Multi-Core Cache Hierarchies

Multi-Core Cache Hierarchies
Title Multi-Core Cache Hierarchies PDF eBook
Author Rajeev Balasubramonian
Publisher Morgan & Claypool Publishers
Pages 155
Release 2011-06-06
Genre Technology & Engineering
ISBN 1598297546

Download Multi-Core Cache Hierarchies Book in PDF, Epub and Kindle

A key determinant of overall system performance and power dissipation is the cache hierarchy since access to off-chip memory consumes many more cycles and energy than on-chip accesses. In addition, multi-core processors are expected to place ever higher bandwidth demands on the memory system. All these issues make it important to avoid off-chip memory access by improving the efficiency of the on-chip cache. Future multi-core processors will have many large cache banks connected by a network and shared by many cores. Hence, many important problems must be solved: cache resources must be allocated across many cores, data must be placed in cache banks that are near the accessing core, and the most important data must be identified for retention. Finally, difficulties in scaling existing technologies require adapting to and exploiting new technology constraints. The book attempts a synthesis of recent cache research that has focused on innovations for multi-core processors. It is an excellent starting point for early-stage graduate students, researchers, and practitioners who wish to understand the landscape of recent cache research. The book is suitable as a reference for advanced computer architecture classes as well as for experienced researchers and VLSI engineers. Table of Contents: Basic Elements of Large Cache Design / Organizing Data in CMP Last Level Caches / Policies Impacting Cache Hit Rates / Interconnection Networks within Large Caches / Technology / Concluding Remarks

Handbook of Research on High Performance and Cloud Computing in Scientific Research and Education

Handbook of Research on High Performance and Cloud Computing in Scientific Research and Education
Title Handbook of Research on High Performance and Cloud Computing in Scientific Research and Education PDF eBook
Author Despotovi?-Zraki?, Marijana
Publisher IGI Global
Pages 476
Release 2014-03-31
Genre Computers
ISBN 1466657855

Download Handbook of Research on High Performance and Cloud Computing in Scientific Research and Education Book in PDF, Epub and Kindle

As information systems used for research and educational purposes have become more complex, there has been an increase in the need for new computing architecture. High performance and cloud computing provide reliable and cost-effective information technology infrastructure that enhances research and educational processes. Handbook of Research on High Performance and Cloud Computing in Scientific Research and Education presents the applications of cloud computing in various settings, such as scientific research, education, e-learning, ubiquitous learning, and social computing. Providing various examples, practical solutions, and applications of high performance and cloud computing; this book is a useful reference for professionals and researchers discovering the applications of information and communication technologies in science and education, as well as scholars seeking insight on how modern technologies support scientific research.

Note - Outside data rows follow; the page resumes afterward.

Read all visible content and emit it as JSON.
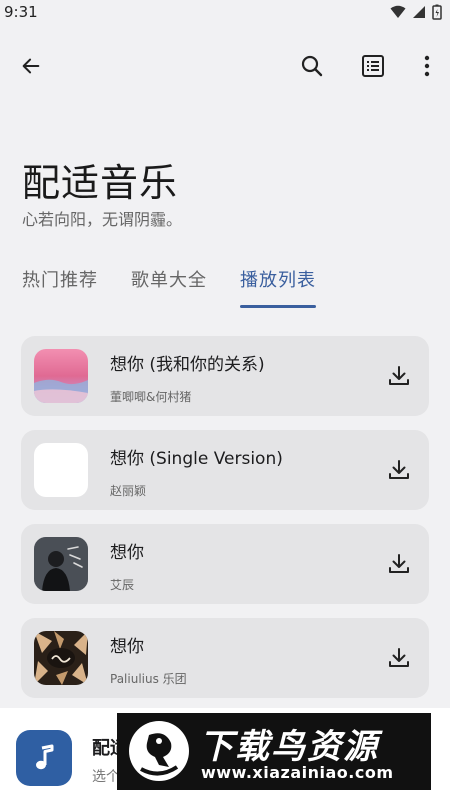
{
  "status_bar": {
    "time": "9:31"
  },
  "header": {
    "back_icon": "arrow-left-icon",
    "search_icon": "search-icon",
    "list_icon": "list-box-icon",
    "more_icon": "more-vertical-icon"
  },
  "page": {
    "title": "配适音乐",
    "subtitle": "心若向阳，无谓阴霾。"
  },
  "tabs": [
    {
      "label": "热门推荐",
      "active": false
    },
    {
      "label": "歌单大全",
      "active": false
    },
    {
      "label": "播放列表",
      "active": true
    }
  ],
  "songs": [
    {
      "title": "想你 (我和你的关系)",
      "artist": "董唧唧&何村猪"
    },
    {
      "title": "想你 (Single Version)",
      "artist": "赵丽颖"
    },
    {
      "title": "想你",
      "artist": "艾辰"
    },
    {
      "title": "想你",
      "artist": "Paliulius 乐团"
    }
  ],
  "player": {
    "title": "配适",
    "subtitle": "选个",
    "icon": "music-note-icon"
  },
  "watermark": {
    "title": "下载鸟资源",
    "url": "www.xiazainiao.com"
  },
  "colors": {
    "accent": "#3a5f9e",
    "card": "#e4e4e6",
    "background": "#f1f1f3"
  }
}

A Higher Order Theory of Locality and Its Application in Multicore Cache Management

A Higher Order Theory of Locality and Its Application in Multicore Cache Management
Title A Higher Order Theory of Locality and Its Application in Multicore Cache Management PDF eBook
Author Xiaoya Xiang
Publisher
Pages 186
Release 2014
Genre
ISBN

Download A Higher Order Theory of Locality and Its Application in Multicore Cache Management Book in PDF, Epub and Kindle

"As multi-core processors become commonplace and cloud computing is gaining acceptance, applications are increasingly run in parallel over a shared memory hierarchy. While the traditional machine and program metrics such as miss ratio and reuse distance can precisely characterize the memory performance of a single program, they are not composable and therefore cannot model the dynamic interaction between simultaneously running programs. This dissertation presents an alternative metric called program footprint. Given a program execution, its footprint is the amount of data accessed in a given time period. The footprint is composable-- the aggregate footprint of a set of programs is the sum of the footprint of the individual footprints. The dissertation presents the following techniques: Near real-time footprint measurement, first by using two novel algorithms, one for footprint distribution and the other for footprint average, and then by run-time sampling. Higher order theory of cache locality, which shows that traditional metrics can be derived from the footprint and vice versa. (As a result, previous locality metrics can also be obtained in near real time.) Composable model of cache sharing, by footprint composition, which is faster and simpler to use than previous reuse-distance based models. Cache-conscious task regrouping, which reorganizes a parallel workload to minimize the interference in shared cache. Through these techniques, the dissertation establishes the thesis that program interaction in shared cache can be efficiently and accurately modeled and dynamically optimized"--Page vi-vii.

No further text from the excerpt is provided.